Hallo liebe Community,
Während meiner letzten Krankschreibung erhielt ich per Kurier meine Kündigung Seitens meines Ex-Arbeitgebers mit Freistellung bis zum 28.02.11. Ich hatte dann am 15.02 einen Termin bei einem Psychologen wegen bestehendem BurnOut, er war auch der Meinung das ich bedingt durch meinen Ex-Job an BurnOut und Depressionen leide. Während des Gespräches teilte ich ihm mit das ich den gesamten Februar freigestellt bin und ab 01.03.11 ohne Job/arbeitslos bin. Der Psychologe sagte mir daraufhin das ich dann also erst ab März eine Krankschreibung bräuchte da ich ja sowieso durch die Firma freigestellt bin. Heute (01.03.11) war bei meiner Hausärztin und habe mir einen Krankenschein für März geben lassen. Ich habe daraufhin mit dem Arbeitsamt telefoniert um zu erfragen bei wem (Krankenkasse oder Arbeitsamt?)ich den Krankenschein abzugeben habe um auch alle Fristen zu waren, damit ich meinen Anspruch auf Krankengeld nicht verliere (Krankengeld beträgt 70 Prozent des letzten Bruttoentgelts). Leider wurde mir mitgeteilt das kein Anspruch auf Krankengeld besteht, da ich erst am 01.03.11 eine neuerlich Krankmeldung vom Arzt eingeholt habe. Ich war daraufhin noch einmal bei meiner Hausärztin mit der Bitte den Krankenschein auf den 28.02.11 zu datieren um meine Ansprüche zu waren. Dies lehnte sie mit der Begründung ab das sie das nicht dürfe und ich den behandelnden Psychologen um eine Krankschreibung bitten solle, da er mich ja schon am 15.02 begutachtet hat und auch um meine Krankheit weis. Ich habe am 03.03 einen Termin und hoffe eine nachträgliche Krankschreibung für ab 15.02-28.02.11 zu bekommen.

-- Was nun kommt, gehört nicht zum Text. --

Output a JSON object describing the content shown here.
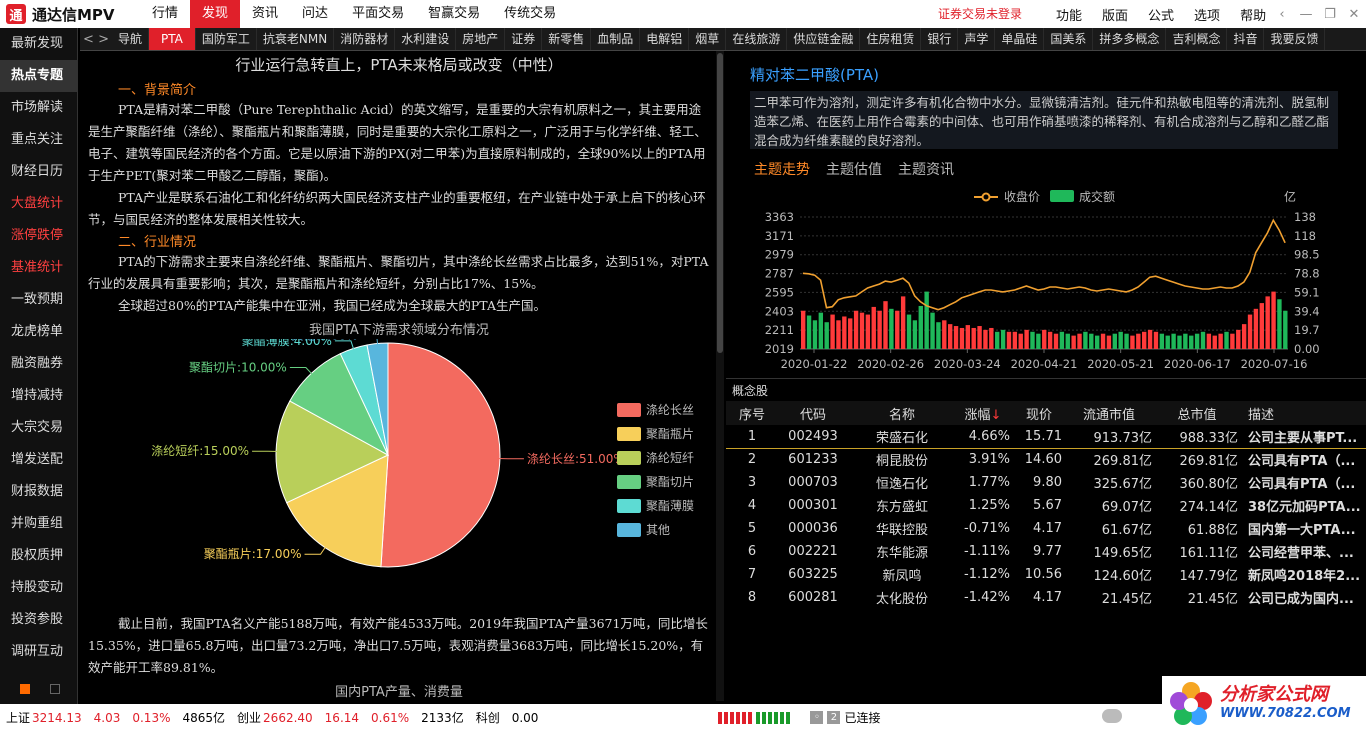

- Was soll ich tun wenn mir dieser Krankenschein nicht ausgestellt wird?
- War das Verhalten meiner Hausärztin korrekt, zumal sie darum weis das ich seit längerem krank bin und mir keine freie Zeit erschleichen will?
- Wie gehe sind meine rechtlichen Möglichkeiten dagegen vorzugehen?
Viele Dank für Eure Hilfe.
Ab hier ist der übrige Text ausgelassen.